Knowing how to calculate your stakes for a given bet based on the odds isn’t necessarily easy, and there are surely many different methods used (although many people still surprisingly rely on a gut feeling instead of simple statistics), but the most reliable means has to be calculating the Kelly stake.

**The Kelly Stake Explained**

The Kelly stake (or Kelly Bet, Criterion, Formula) is a strategy laid out by J.H. Kelly, Jr. in the 50’s that is designed to help determine the optimal stake for a bet. It is probably one of the most widely used betting strategies, and even stock market experts like Warren Buffett have shown it can work if applied correctly.
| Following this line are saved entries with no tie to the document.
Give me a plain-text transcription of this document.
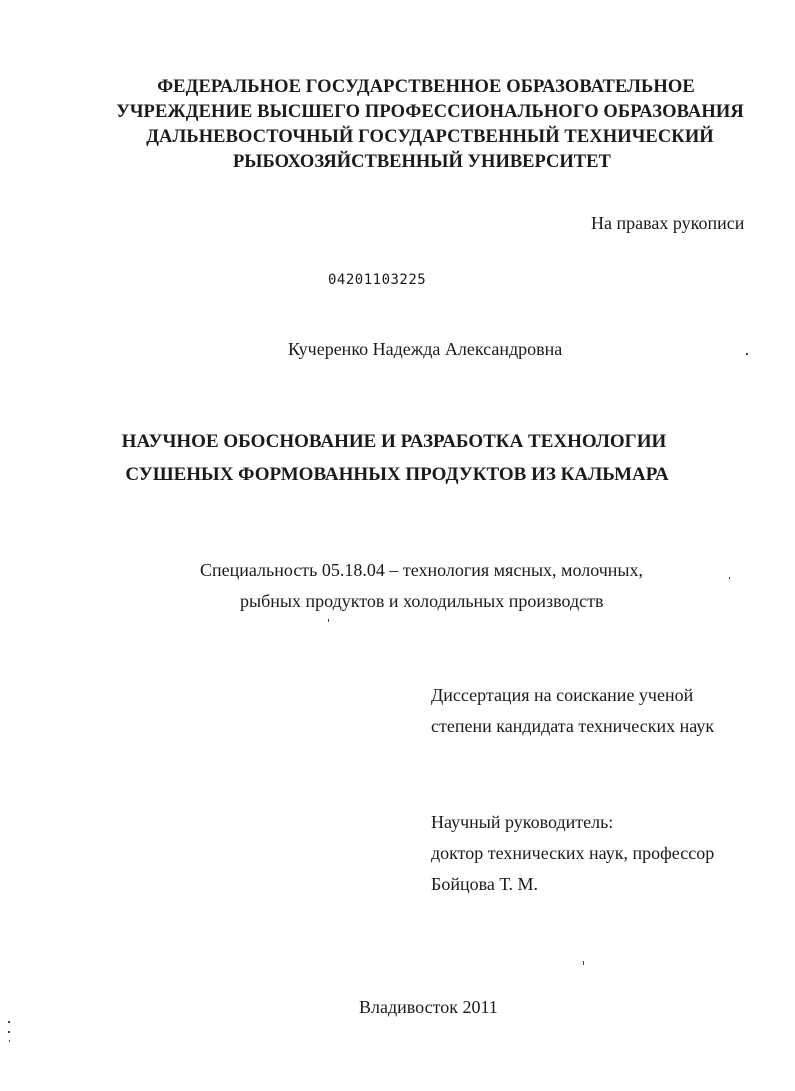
ФЕДЕРАЛЬНОЕ ГОСУДАРСТВЕННОЕ ОБРАЗОВАТЕЛЬНОЕ
УЧРЕЖДЕНИЕ ВЫСШЕГО ПРОФЕССИОНАЛЬНОГО ОБРАЗОВАНИЯ
ДАЛЬНЕВОСТОЧНЫЙ ГОСУДАРСТВЕННЫЙ ТЕХНИЧЕСКИЙ
РЫБОХОЗЯЙСТВЕННЫЙ УНИВЕРСИТЕТ
На правах рукописи
04201103225
Кучеренко Надежда Александровна
НАУЧНОЕ ОБОСНОВАНИЕ И РАЗРАБОТКА ТЕХНОЛОГИИ
СУШЕНЫХ ФОРМОВАННЫХ ПРОДУКТОВ ИЗ КАЛЬМАРА
Специальность 05.18.04 – технология мясных, молочных,
рыбных продуктов и холодильных производств
Диссертация на соискание ученой
степени кандидата технических наук
Научный руководитель:
доктор технических наук, профессор
Бойцова Т. М.
Владивосток 2011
Kelly’s original work was purely theoretical statistics, calculated based on repeated events with an exact probability. In order for it to be applied, the bettor must have an advantage, which is why it obviously couldn’t work at the roulette table, as the house always holds the advantage.

Now you might be saying to yourself that bookmakers also hold an advantage, which is slightly true as they always offer inflated odds. However, being a smart punter is still about spotting when those odds differ enough from your estimated probability of that outcome to constitute a real value bet. Of course, this still doesn’t mean you should simply risk all of your bankroll, as there is always a fairly high chance you could lose—and this is where the Kelly stake can help.
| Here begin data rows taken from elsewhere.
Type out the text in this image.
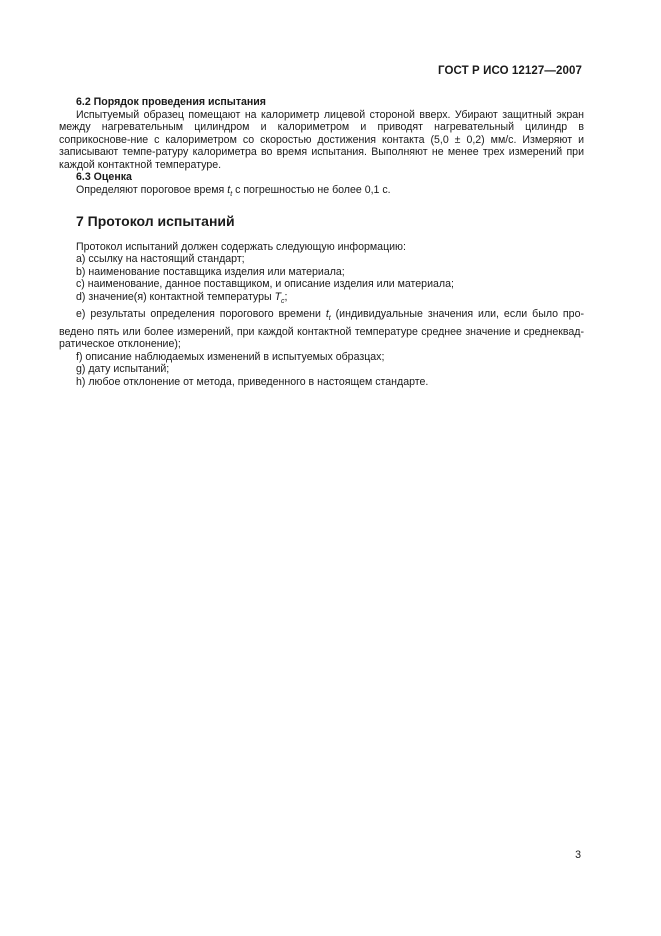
ГОСТ Р ИСО 12127—2007
6.2 Порядок проведения испытания
Испытуемый образец помещают на калориметр лицевой стороной вверх. Убирают защитный экран между нагревательным цилиндром и калориметром и приводят нагревательный цилиндр в соприкоснове-ние с калориметром со скоростью достижения контакта (5,0 ± 0,2) мм/с. Измеряют и записывают темпе-ратуру калориметра во время испытания. Выполняют не менее трех измерений при каждой контактной температуре.
6.3 Оценка
Определяют пороговое время $t_t$ с погрешностью не более 0,1 с.
7 Протокол испытаний
Протокол испытаний должен содержать следующую информацию:
a) ссылку на настоящий стандарт;
b) наименование поставщика изделия или материала;
c) наименование, данное поставщиком, и описание изделия или материала;
d) значение(я) контактной температуры $T_c$;
e) результаты определения порогового времени $t_t$ (индивидуальные значения или, если было про-ведено пять или более измерений, при каждой контактной температуре среднее значение и среднеквад-ратическое отклонение);
f) описание наблюдаемых изменений в испытуемых образцах;
g) дату испытаний;
h) любое отклонение от метода, приведенного в настоящем стандарте.
3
**Calculating the Kelly Stake**

In the simplest of terms, Kelly’s strategy was that to maximize their profits a bettor needs only to calculate their advantage and then bet that percentage of their total bankroll. This would be simple in a situation with fixed, exact odds, but it becomes slightly trickier in sports betting, but nonetheless possible.

To see how it works, let’s say you are considering betting on Chelsea
to beat Liverpool in an upcoming match and a bookmaker is offering odds
of **Chelsea: 11/10; Liverpool: 23/10; Draw: 5/2. **Now,
to figure out how much you should bet, you need to calculate both the
bookmaker’s implied probability (in this case, 47.62%) and your own
estimate of Chelsea’s probability to win. If the odds are fractional as
these, you’ll also need to convert them to decimal odds (Chelsea: 2.10).

Now, you may think that Chelsea has a much better than 50% chance of winning, but If you’re smart, your estimate and the bookmaker’s implied probability shouldn’t be wildly off, even if you’re sure Chelsea will win. For our purposes, let’s say you decide their probability of winning is 52%.

Knowing these two probabilities and the total amount of your bankroll, the appropriate Kelly stake can then be calculated using this formula:

**((Your Estimated Probability x Odds) – 1) / (Odds – 1)**

So in our case: **(** **(.52 x 2.10) – 1) / (2.10 – 1)**

**(1.092 – 1) / 1.10**

**.0092 / 1.10 =**

**0.08 or 8% Kelly stake**

**Using the Kelly Stake**

Using this example, you should be wagering 8% of your total bankroll for the full Kelly stake. Now this may not sound like much to some of you, but in truth, even betting this much could actually see you lose a significant portion of your bank if you hit a run of successive losses (in fact, even with the Kelly stake, you have just as good of a chance of losing half of your bankroll before you double it). Of course, this also applies much more to those with a larger bankroll, as there is a huge difference between £8, £80 and £800 bets.

The major issue is that many punters tend to overestimate their advantage. We already mentioned how smart punters know that their estimated advantage should always be close to the bookmaker’s, as even a few percentage points can cost you some serious cash.

To help with this problem of overestimation, some punters use half-Kelly or even quarter-Kelly bets, which in our case would be 4% or 2% of the total bankroll. These fractional Kelly stakes won’t grow your bankroll as quickly, but they can also help prevent the huge downswings that sometimes occur, or at least lessen their impact. While you have a 1 in 2 chance of losing half your bankroll before doubling it with the full Kelly stake, these odds decrease all the way to 1 in 9 with half-Kelly stakes, showing just how beneficial it can be.

There is no surefire strategy to make you an instant winner, as it’s really all about judging the value of a bet. Still, the Kelly strategy is surely one of the best ways for a good punter for maximize their earning potential.